Gun violence researchers becoming an endangered species?
NEW YORK: Amid the bloodbaths of 21st-century America, you might think that there would be a lot of research into the causes of gun violence, and which policies work best against it.
You would be wrong.
Gun owners' interests, wary of any possible limits on weaponry, have successfully lobbied for limitations on government research and funding, and private sources have not filled the breach. So funding for basic gun violence research and data collection remains minuscule — the annual sum total for all gun violence research projects appears to be well under $5 million. A grant for a single study in areas like autism, cancer or HIV can be more than twice that much.
There are public health students who want to better understand rising gun-related suicide rates, recent explosions in firearm murders in many US cities, and mass murders like the one this month at an Oregon community college, where a lone gunman killed nine people before shooting himself.
But many young researchers are staying away from the field. Some believe there's little hope Congress will do anything substantive to reduce gun violence, regardless of what scientists find. And the work is stressful — many who study gun violence report receiving angry emails and death threats from supporters of unrestricted gun ownership.
Currently, guns rank among the top five killers of people ages 1 to 64 in the US, according to the federal Centers for Disease Control and Prevention.
Deaths from gunfire have been holding steady at about 32,000 a year, with nearly half of them occurring in the South. But while the rates for gun murders and unintentional shooting deaths have been falling, firearm suicides — which account for 60 percent of gun deaths — have been rising.
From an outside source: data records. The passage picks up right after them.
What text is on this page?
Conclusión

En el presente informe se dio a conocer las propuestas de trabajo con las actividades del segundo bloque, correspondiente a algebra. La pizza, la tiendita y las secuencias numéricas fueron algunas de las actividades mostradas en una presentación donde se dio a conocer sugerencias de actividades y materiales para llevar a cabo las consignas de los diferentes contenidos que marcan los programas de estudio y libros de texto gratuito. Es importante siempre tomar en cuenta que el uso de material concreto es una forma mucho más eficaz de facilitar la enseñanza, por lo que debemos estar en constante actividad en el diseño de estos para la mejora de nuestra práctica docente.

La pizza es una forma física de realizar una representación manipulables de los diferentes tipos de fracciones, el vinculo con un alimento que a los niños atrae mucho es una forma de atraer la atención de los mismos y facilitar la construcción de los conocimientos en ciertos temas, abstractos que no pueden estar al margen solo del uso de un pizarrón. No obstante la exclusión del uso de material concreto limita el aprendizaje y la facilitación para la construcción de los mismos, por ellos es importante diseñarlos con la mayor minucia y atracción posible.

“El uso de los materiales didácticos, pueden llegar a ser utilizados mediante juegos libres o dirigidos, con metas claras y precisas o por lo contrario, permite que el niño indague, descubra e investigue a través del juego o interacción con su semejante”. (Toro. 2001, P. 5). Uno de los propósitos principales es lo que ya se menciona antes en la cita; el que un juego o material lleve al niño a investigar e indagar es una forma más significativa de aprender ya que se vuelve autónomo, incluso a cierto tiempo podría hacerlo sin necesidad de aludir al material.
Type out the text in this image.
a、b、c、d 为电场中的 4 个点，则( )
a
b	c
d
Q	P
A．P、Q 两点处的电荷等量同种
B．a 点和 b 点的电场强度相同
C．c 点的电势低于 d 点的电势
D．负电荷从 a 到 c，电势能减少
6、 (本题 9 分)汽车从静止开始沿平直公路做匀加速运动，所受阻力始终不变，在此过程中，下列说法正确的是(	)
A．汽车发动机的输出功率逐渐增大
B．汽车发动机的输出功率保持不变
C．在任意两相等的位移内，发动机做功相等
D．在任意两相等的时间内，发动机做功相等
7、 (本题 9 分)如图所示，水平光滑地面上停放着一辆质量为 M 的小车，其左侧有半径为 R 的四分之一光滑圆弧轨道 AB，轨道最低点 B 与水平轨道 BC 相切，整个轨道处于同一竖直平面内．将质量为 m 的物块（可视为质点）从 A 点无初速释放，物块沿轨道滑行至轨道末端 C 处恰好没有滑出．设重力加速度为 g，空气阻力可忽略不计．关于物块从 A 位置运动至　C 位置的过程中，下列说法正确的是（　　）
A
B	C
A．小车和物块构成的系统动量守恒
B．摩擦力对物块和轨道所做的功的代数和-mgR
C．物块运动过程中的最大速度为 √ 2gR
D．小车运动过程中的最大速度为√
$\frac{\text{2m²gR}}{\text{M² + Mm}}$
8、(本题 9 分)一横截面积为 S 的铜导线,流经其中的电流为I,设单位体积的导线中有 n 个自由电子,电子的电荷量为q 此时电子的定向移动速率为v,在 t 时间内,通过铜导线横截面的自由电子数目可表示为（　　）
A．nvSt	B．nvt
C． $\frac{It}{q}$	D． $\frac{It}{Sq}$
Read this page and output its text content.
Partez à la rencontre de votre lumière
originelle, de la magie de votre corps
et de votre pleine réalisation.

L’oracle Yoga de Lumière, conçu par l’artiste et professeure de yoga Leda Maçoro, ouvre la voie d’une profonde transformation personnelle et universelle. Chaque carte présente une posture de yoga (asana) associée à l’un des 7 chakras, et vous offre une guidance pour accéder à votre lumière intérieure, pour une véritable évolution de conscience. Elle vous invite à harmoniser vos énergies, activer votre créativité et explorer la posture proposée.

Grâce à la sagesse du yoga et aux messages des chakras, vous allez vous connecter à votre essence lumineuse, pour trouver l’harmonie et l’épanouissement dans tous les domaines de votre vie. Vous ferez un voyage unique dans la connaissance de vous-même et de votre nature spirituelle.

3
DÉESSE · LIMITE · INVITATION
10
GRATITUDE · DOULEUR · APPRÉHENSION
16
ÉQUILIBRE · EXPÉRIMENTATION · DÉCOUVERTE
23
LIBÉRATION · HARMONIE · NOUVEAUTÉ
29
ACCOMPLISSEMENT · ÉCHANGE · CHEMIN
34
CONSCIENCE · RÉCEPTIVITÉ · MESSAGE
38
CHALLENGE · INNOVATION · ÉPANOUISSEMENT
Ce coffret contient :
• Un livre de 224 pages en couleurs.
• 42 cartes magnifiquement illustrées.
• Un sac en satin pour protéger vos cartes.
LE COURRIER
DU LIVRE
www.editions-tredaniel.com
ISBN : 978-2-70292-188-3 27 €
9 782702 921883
And nonfatal shooting injuries have reached their highest level since 1995.
US health researchers began to take a hard look at gun violence about 30 years ago, when firearm homicide rates were climbing to what were described as epidemic proportions.
"The line is: 'If it's not a public health issue, why are so many people dying?'" said Philip Cook, a Duke University economist who in the 1970s began studying the impact of guns on society.
The CDC, the federal government's lead agency for the detection and prevention of health threats, took an early leading role in fostering more research into violence. But beginning in the 1980s, the National Rifle Association, the influential gun owners' lobbying group, tried to discredit CDC-funded studies, accusing the agency and the researchers the agency funded of incompetence and falsifying data.
NRA officials in Washington did not respond to repeated AP requests for comment for this story.
In 1996, lawmakers sympathetic to the NRA took the $2.6 million CDC had budgeted for firearm injury research and earmarked it for traumatic brain injury. Congressional Republicans also included language directing that no CDC injury research funding could go to studies that might be used, in whole or in part, to advocate or promote gun control.
Exactly what that language meant wasn't clear. But CDC officials, aware of how vulnerable their injury research center was becoming, ultimately adopted a conservative interpretation. The agency ceased to be the main engine driving gun violence research.
With the CDC largely out of the picture, gun violence researchers turned to other sources. But there wasn't much. The field withered, with limited funding and not much new blood. In the last decade, funding for gun violence grew so tight that Dr. Garen Wintemute, a long-time gun violence researcher at the University of California at Davis, spent more than $1 million of his own money to keep different gun violence research projects going.
Much of the research that has been done has had to be relatively simple — based on small surveys or on what limited data has been collected on guns and on gun-related injuries and deaths.
As state and federal officials debate gun laws or violence prevention programs, it's often not clear how well they'll work. To answer such questions, researchers ideally would like to know the exact number, type, and distribution of guns, as well as who owns them and where people got them. They'd like to know how and where they're stored, and to track use of gun safety courses.
That's all key data for determining actual risk and what actions best reduce risk.
Researchers have wondered if there will be a turning point that might cause more people to advocate for research.
Then came the December 2012 carnage in Newtown, Connecticut, where a an armed 20-year-old man entered an elementary school and used a semiautomatic rifle to slay 20 first graders and six adult school staff members before killing himself. It was the deadliest mass slaying at a school in U.S. history.
The White House directed the CDC to research the causes and prevention of gun violence. The actions included a call for Congress to provide $10 million to the CDC for gun violence research. The prestigious Institute of Medicine convened a special committee of experts to develop a research agenda.
But Congress did not budget money to the CDC for gun violence research. It didn't strip away the legislative language that had chilled CDC activity on guns, either. The research agenda was not formally adopted by anybody.
Some young researchers are put off by the frustration of working in a field where their findings would likely be politicized, and have little impact. Worried about ensuring a flow of funding, even those most intrigued by gun violence must spend a lot of time working on other topics.
Meanwhile, the longtime leaders in gun violence research aren't getting any younger; many are in their 60s and 70s.
Dr. Michael Levas, a young researcher in Milwaukee, is drawn to the area of gun violence, and fascinated by its potential, but he won't commit to it.
"If the climate was right and the funding was there, it would make sense to focus on gun violence prevention," he said. "But right now, it would be a dead end."